2. **Frontmatter injection inside `gbrain import` parser.** Current code
knows how to inject title/type/tags into existing frontmatter blocks
(line 794-821). Does `gbrain import` honor those fields the same way
`gbrain put` does? Verify in unit test.
3. **Staging dir disk pressure.** 1841 files × avg ~50KB = ~92MB of
staging .md content. Acceptable on dev machines but worth knowing.
Alternative: stream prepared content to a tar piped to import (if gbrain
supports it) — likely not, ignore for V1.
4. **Cross-worktree concurrency.** `~/.gstack/.staging-ingest-${pid}-${ts}/`
is pid-namespaced so two concurrent /sync-gbrain runs don't collide.
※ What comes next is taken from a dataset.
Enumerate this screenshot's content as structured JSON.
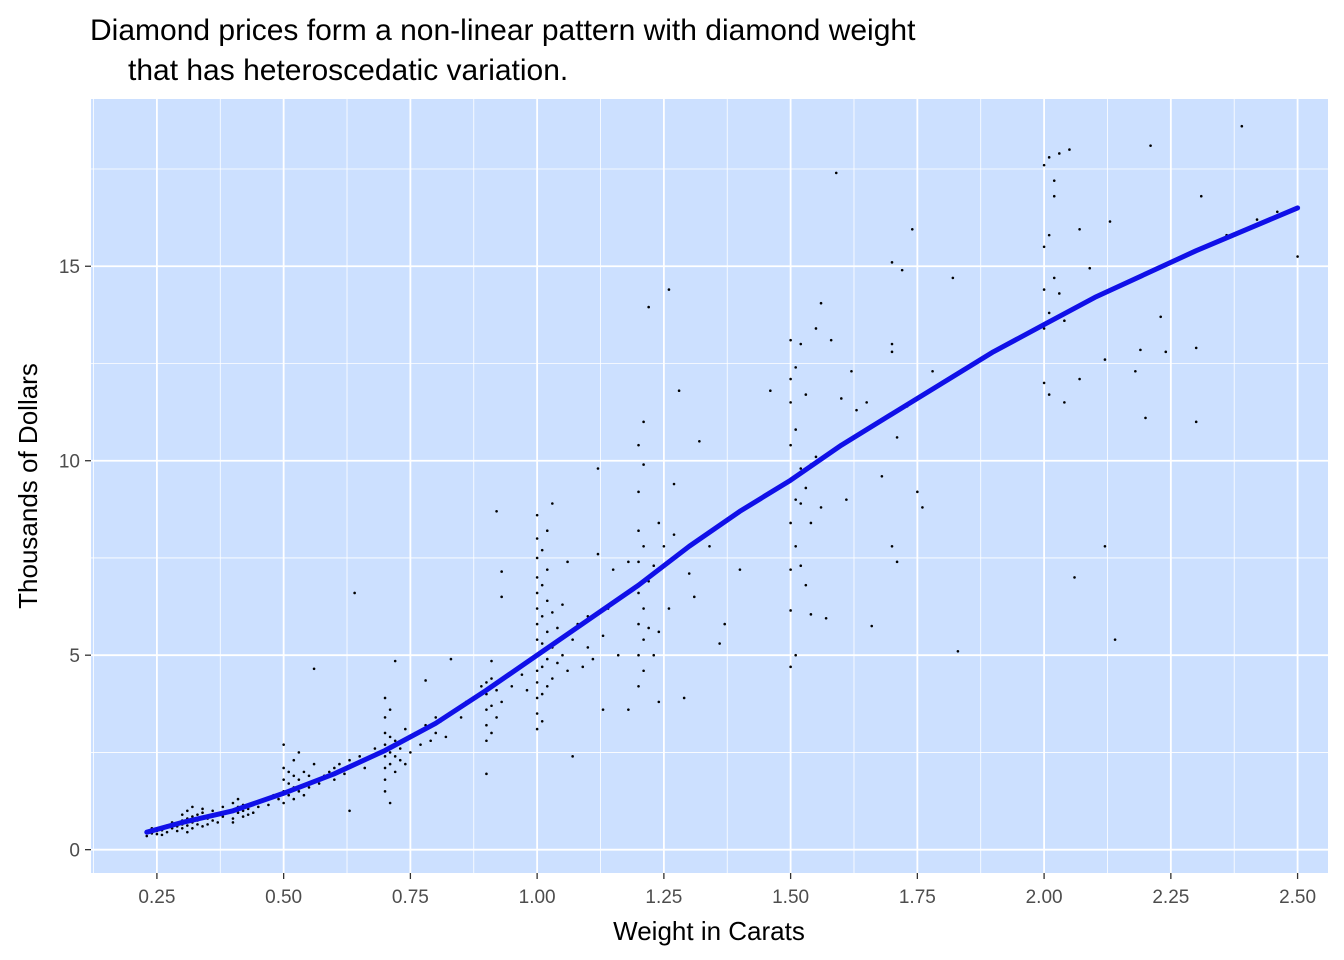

But the orchestrator already holds a lock at `~/.gstack/.sync-gbrain.lock`
so this is belt-and-suspenders. Keep it.
5. **The "memory ingest exited null" message.** After this change, the
orchestrator might still see status=null on real OOM kills or SIGKILL.
Should the verdict block be more honest? E.g.,
`ERR memory: killed by signal SIGTERM at 35:00 (timeout)`.
6. **Should we deprecate `gbrain put` for memory entirely?** The legacy
path exists for V1.5's `put_file` migration plan. With batch import
working, do we still need single-page put as a fallback for ad-hoc
ingestion? Probably yes (for `~/.gstack/.transcript-ingest-state.json`
updates triggered outside the orchestrator), but worth confirming.
## What this isn't
- Not a gbrain CLI change. All work is in gstack.
- Not a CLAUDE.md voice/UX change.
- Not a new user-facing feature. CHANGELOG entry will read: "Memory ingest
is ~10× faster on cold runs and survives interruption."
## Acceptance criteria
- Cold `/sync-gbrain` on 1841 files completes in under 8 minutes.
- Incremental `/sync-gbrain` (no file changes) completes in under 60 seconds.
- SIGTERM mid-run flushes state; next run resumes without redoing
successfully-imported files.
- FILE_TOO_LARGE failures don't block sync.last_commit advancement.
- All existing test fixtures (transcripts, learnings, design-docs, ceo-plans)
ingest correctly with full frontmatter.
- No regression on partial-transcript or unattributed-transcript handling.